İşverenin işçiye karşı yaptığı psikolojik taciz, hizmet sözleşmesinden kaynaklanan işçiyi koruma borcunun ihlalidir. Bu ihlalin dayanacağı Türk Borçlar Kanunu ve İş Sağlığı ve Güvenliği Kanunu’dur.
Mobbingin İspatı
Mobbing mağduru psikolojisinin bozulduğuna dair doktordan sağlık raporu alabilir, tanık görüşlerinden yararlanabilir; amirine yazılı şikayette bulunabilir, çalıştığı kuruma ihtarname keşide edebilir. Mobbingin ispatı için Yargıtayın da belirttiği üzere emareler de yeterli görülmektedir.
Mobbinge karşı yapılabilecekler nelerdir?
İş sözleşmesi, İş Kanunu’nun 24.maddesinin 2.fıkrasının (ahlak ve iyi niyete uymayan haller kapsamında) (b) bendine dayanarak haklı nedenle feshedilerek kıdem tazminatı alınabilir.
24. Madde 2.fıkra (b) bendi:
İşverenin, işçinin veya aile üyelerinden birinin şeref ve namusuna dokunacak şekilde sözler söyler, davranışlarda bulunursa veya işçiye cinsel tacizde bulunursa…
İşte bu maddeye dayanarak işçi, sözleşmeyi derhal feshedebilmektedir. İşçinin iş yerinde psikolojik tacize yani mobbinge uğraması haklı nedenle feshe neden olan durumlar arasında sayılmamasına rağmen iyi niyet ve ahlak kurallarına uymayan ve benzeri davranışlar haklı sebeple fesih sayıldığı için mağdur mobbinge dayanarak dava açabilmektedir.
Mağdur, kişilik haklarının ihlalinden dolayı Türk Medeni Kanununun 24. ve Türk Borçlar Kanununun 56-58.maddelerine dayanarak maddi manevi tazminat davası talep edebilir.
Ayrıca mağdur, İş Kanunu 5.maddesine göre ayrımcılık tazminatına da başvurabilir.
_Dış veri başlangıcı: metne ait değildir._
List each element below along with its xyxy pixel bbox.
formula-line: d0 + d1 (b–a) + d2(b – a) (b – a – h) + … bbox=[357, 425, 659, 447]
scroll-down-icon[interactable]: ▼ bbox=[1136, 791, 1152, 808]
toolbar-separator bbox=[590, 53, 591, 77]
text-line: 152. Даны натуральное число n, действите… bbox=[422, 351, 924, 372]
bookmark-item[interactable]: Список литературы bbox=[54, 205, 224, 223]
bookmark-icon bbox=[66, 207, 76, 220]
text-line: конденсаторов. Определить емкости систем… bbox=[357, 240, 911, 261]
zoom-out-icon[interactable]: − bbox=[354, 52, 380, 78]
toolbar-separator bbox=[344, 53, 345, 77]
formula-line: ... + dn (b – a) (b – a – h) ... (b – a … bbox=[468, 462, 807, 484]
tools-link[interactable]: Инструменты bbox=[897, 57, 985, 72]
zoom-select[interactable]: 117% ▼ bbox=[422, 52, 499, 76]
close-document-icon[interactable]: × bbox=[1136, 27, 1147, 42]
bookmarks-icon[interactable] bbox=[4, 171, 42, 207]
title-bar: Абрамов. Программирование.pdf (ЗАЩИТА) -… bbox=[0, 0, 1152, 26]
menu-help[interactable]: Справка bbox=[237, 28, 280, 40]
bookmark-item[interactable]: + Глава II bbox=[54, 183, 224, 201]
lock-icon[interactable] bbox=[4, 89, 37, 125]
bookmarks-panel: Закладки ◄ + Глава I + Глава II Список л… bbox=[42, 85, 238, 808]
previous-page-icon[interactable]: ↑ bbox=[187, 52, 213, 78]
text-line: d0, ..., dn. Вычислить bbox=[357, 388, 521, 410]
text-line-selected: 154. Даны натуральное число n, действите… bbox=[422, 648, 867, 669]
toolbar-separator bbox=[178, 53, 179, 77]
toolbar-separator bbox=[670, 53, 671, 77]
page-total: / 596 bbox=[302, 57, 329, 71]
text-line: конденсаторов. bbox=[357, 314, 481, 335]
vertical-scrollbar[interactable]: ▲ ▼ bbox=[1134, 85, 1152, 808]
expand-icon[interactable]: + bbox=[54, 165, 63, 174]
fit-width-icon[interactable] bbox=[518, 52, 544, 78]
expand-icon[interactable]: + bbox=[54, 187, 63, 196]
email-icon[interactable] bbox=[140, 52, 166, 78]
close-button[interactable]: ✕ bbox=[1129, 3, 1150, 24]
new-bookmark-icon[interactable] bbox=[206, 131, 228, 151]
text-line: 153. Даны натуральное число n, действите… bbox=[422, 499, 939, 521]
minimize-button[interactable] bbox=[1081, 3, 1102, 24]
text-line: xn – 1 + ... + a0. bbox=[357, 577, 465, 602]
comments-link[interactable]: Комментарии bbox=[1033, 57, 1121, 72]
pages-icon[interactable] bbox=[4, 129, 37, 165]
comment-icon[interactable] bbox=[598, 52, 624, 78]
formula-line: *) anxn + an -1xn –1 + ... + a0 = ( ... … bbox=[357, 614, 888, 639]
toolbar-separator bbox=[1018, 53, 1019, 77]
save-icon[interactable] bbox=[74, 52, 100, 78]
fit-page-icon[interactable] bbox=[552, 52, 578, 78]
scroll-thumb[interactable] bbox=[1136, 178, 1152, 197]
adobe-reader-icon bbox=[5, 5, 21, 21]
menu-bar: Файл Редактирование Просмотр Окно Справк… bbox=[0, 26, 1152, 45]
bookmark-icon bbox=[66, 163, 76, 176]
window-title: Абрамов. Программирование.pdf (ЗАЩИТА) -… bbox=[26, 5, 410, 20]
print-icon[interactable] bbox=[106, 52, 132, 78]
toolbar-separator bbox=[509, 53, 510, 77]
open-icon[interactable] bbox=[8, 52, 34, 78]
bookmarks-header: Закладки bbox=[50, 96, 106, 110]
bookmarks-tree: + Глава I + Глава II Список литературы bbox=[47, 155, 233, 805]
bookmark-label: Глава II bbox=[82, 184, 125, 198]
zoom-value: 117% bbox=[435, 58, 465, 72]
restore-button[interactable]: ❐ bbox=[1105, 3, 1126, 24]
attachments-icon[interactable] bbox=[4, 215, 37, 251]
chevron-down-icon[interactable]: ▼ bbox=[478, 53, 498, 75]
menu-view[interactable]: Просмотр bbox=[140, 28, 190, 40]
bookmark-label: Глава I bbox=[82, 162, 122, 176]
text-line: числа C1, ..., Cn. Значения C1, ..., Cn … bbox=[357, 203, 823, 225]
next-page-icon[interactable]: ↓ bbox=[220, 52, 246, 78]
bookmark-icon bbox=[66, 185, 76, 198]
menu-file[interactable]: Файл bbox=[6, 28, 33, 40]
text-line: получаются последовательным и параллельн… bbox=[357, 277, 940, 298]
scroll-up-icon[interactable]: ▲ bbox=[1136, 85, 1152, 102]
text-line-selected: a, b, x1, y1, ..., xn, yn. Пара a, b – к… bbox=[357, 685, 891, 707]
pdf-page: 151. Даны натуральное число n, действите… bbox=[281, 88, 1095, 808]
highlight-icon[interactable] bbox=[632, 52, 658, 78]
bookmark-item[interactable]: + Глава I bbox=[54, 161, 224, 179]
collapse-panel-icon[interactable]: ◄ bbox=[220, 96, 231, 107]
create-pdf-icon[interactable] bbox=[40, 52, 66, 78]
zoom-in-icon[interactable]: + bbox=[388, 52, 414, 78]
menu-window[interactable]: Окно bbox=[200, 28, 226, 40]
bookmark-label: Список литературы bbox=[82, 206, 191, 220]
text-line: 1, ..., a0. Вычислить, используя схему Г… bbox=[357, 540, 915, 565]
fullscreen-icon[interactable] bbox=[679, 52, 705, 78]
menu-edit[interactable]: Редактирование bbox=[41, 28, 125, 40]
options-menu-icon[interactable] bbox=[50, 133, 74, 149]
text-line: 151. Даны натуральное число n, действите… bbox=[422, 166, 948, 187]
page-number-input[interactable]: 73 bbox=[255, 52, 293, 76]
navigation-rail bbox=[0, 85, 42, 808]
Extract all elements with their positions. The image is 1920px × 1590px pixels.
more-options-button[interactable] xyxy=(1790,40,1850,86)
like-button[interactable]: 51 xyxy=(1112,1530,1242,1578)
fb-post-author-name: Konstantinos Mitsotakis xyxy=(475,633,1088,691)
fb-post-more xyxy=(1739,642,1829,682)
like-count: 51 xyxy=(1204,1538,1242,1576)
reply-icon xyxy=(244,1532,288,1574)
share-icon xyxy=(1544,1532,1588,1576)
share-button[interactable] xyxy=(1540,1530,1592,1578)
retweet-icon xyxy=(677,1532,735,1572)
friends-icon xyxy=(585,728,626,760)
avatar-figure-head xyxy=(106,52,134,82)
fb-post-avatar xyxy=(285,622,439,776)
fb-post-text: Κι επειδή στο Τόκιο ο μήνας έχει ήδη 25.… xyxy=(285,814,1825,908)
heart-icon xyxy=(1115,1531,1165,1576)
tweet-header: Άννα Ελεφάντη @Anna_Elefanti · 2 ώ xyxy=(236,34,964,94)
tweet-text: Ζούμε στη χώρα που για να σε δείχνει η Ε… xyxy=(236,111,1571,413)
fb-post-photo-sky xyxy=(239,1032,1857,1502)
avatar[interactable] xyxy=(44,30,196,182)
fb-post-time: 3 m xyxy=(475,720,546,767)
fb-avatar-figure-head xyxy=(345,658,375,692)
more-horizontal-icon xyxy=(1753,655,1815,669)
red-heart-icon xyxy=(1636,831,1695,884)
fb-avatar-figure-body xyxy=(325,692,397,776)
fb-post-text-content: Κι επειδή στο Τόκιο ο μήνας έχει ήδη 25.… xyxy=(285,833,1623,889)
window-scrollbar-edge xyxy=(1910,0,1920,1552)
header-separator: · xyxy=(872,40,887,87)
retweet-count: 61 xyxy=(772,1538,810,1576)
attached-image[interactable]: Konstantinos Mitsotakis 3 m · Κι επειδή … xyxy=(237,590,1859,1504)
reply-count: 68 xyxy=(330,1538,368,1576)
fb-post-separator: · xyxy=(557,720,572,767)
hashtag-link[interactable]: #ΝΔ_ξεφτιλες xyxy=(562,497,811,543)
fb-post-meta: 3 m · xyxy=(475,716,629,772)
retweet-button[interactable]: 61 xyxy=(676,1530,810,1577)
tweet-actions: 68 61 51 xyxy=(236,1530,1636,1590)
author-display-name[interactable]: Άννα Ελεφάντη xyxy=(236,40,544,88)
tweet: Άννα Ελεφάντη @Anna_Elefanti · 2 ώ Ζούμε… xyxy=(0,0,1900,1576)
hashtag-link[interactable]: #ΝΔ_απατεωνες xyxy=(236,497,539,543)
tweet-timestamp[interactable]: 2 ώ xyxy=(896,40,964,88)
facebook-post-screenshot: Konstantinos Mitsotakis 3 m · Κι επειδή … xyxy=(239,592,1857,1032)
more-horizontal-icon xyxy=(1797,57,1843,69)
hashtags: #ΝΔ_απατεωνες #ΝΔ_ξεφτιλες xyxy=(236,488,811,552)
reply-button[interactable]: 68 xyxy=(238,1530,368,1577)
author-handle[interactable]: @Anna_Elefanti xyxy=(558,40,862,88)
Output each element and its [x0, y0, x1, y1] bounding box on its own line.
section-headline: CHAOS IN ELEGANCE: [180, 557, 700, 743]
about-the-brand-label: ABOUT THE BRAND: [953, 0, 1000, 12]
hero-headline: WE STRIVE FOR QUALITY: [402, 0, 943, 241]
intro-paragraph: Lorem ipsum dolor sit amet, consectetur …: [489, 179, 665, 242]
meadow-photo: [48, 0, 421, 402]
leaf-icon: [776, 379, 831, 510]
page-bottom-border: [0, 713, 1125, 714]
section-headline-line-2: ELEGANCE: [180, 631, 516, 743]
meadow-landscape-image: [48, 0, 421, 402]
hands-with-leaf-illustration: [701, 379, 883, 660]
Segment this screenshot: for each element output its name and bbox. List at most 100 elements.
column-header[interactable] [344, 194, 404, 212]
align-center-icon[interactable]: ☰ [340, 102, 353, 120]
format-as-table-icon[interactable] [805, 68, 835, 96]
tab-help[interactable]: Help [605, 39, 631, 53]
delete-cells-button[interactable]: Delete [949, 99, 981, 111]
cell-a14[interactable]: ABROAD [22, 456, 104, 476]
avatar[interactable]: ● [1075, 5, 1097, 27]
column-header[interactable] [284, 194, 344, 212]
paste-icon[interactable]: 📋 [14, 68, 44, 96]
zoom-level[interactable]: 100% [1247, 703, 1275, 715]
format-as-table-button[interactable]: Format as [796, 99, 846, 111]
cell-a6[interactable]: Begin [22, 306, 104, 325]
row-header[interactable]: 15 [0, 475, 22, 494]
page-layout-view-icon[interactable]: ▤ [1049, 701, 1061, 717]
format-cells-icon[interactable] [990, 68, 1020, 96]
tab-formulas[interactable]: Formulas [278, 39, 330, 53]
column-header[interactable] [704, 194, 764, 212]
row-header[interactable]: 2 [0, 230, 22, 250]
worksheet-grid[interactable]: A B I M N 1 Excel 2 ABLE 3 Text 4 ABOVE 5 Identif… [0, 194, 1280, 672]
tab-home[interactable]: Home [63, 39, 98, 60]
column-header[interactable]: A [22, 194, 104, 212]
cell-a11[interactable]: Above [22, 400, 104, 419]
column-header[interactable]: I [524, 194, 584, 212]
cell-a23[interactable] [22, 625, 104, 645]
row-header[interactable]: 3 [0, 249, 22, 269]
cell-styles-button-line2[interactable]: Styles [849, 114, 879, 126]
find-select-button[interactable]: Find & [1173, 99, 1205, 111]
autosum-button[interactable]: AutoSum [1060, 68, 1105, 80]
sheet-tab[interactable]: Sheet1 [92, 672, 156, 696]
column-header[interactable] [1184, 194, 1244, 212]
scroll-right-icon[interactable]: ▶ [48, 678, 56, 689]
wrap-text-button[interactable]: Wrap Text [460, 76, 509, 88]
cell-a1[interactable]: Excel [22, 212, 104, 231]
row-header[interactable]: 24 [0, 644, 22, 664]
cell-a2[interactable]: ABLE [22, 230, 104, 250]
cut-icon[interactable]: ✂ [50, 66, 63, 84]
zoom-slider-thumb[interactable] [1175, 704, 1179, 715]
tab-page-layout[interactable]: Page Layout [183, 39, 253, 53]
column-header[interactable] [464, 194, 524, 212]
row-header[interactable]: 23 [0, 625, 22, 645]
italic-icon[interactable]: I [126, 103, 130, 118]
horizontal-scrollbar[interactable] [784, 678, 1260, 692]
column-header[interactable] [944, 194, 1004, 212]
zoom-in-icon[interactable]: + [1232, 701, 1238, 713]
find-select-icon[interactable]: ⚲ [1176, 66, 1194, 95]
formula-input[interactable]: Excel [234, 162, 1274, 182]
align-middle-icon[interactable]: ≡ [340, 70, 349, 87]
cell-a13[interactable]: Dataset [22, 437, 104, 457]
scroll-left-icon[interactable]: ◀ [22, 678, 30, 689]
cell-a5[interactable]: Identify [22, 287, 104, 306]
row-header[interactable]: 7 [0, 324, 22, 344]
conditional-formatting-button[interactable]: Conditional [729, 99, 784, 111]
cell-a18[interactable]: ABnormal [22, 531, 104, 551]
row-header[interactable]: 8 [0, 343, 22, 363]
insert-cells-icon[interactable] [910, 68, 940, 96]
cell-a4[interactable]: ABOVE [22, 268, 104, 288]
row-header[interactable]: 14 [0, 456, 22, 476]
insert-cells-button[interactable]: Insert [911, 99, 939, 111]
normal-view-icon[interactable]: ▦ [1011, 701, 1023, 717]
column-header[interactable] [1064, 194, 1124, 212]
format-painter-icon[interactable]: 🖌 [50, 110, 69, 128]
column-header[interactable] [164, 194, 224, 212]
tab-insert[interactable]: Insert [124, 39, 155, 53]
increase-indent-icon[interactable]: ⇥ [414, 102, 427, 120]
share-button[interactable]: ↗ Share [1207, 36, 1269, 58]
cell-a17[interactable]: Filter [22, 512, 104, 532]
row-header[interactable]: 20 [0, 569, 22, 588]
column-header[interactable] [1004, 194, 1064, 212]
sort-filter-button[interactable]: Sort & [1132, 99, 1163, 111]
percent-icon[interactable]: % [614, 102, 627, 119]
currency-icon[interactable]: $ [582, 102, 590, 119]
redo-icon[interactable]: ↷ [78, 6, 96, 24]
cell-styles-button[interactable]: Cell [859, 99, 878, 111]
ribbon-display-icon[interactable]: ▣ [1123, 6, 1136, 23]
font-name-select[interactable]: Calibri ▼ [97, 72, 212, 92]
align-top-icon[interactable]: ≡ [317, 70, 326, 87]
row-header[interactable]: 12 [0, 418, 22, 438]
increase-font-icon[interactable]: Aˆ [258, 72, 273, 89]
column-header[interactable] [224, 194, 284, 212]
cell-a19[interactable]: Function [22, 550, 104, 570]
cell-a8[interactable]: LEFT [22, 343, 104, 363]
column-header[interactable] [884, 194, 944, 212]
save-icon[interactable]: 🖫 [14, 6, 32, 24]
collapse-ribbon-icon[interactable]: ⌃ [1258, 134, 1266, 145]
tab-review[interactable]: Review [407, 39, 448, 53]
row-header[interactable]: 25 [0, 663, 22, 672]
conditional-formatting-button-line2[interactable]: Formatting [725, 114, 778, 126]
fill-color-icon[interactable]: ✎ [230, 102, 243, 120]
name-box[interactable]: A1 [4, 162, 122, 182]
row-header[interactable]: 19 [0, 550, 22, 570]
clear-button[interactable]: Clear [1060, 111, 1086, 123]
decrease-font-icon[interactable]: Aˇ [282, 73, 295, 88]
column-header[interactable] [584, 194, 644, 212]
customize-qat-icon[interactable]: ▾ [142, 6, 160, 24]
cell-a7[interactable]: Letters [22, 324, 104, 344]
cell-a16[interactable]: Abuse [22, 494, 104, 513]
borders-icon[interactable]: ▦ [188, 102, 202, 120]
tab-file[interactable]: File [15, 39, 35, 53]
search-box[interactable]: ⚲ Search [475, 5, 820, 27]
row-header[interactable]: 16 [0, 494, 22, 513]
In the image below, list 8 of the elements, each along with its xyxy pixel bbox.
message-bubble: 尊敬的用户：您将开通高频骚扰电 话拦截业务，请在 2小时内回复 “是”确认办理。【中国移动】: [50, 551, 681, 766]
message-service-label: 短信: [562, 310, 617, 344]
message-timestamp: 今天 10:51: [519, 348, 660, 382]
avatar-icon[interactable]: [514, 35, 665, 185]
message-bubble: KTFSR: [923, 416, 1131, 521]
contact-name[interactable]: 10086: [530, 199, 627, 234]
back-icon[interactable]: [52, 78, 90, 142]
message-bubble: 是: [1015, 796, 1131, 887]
Madde 5 – (Ek: 6/2/2014-6518/57 md.)
- İş ilişkisinde dil, ırk, renk, cinsiyet, engellilik, siyasal düşünce, felsefî inanç, din ve mezhep ve benzeri sebeplere dayalı ayrım yapılamaz. İşveren, esaslı sebepler olmadıkça tam süreli çalışan işçi karşısında kısmî süreli çalışan işçiye, belirsiz süreli çalışan işçi karşısında belirli süreli çalışan işçiye farklı işlem yapamaz.
- İşveren, biyolojik veya işin niteliğine ilişkin sebepler zorunlu kılmadıkça, bir işçiye, iş sözleşmesinin yapılmasında, şartlarının oluşturulmasında, uygulanmasında ve sona ermesinde, cinsiyet veya gebelik nedeniyle doğrudan veya dolaylı farklı işlem yapamaz. Aynı veya eşit değerde bir iş için cinsiyet nedeniyle daha düşük ücret kararlaştırılamaz.
- İşçinin cinsiyeti nedeniyle özel koruyucu hükümlerin uygulanması, daha düşük bir ücretin uygulanmasını haklı kılmaz.
İş ilişkisinde veya sona ermesinde yukarıdaki fıkra hükümlerine aykırı davranıldığında işçi, dört aya kadar ücreti tutarındaki uygun bir tazminattan başka yoksun bırakıldığı haklarını da talep edebilir. 2821 sayılı Sendikalar Kanununun 31 inci maddesi hükümleri saklıdır.
Mobbing Davasında Görevli Mahkeme
Mağdurun kamuda veya özel sektörde çalışması ve talebi halinde görevli mahkemeler; İdari Mahkeme, İş Mahkemesi ve Asliye Hukuk Mahkemesi olabilir.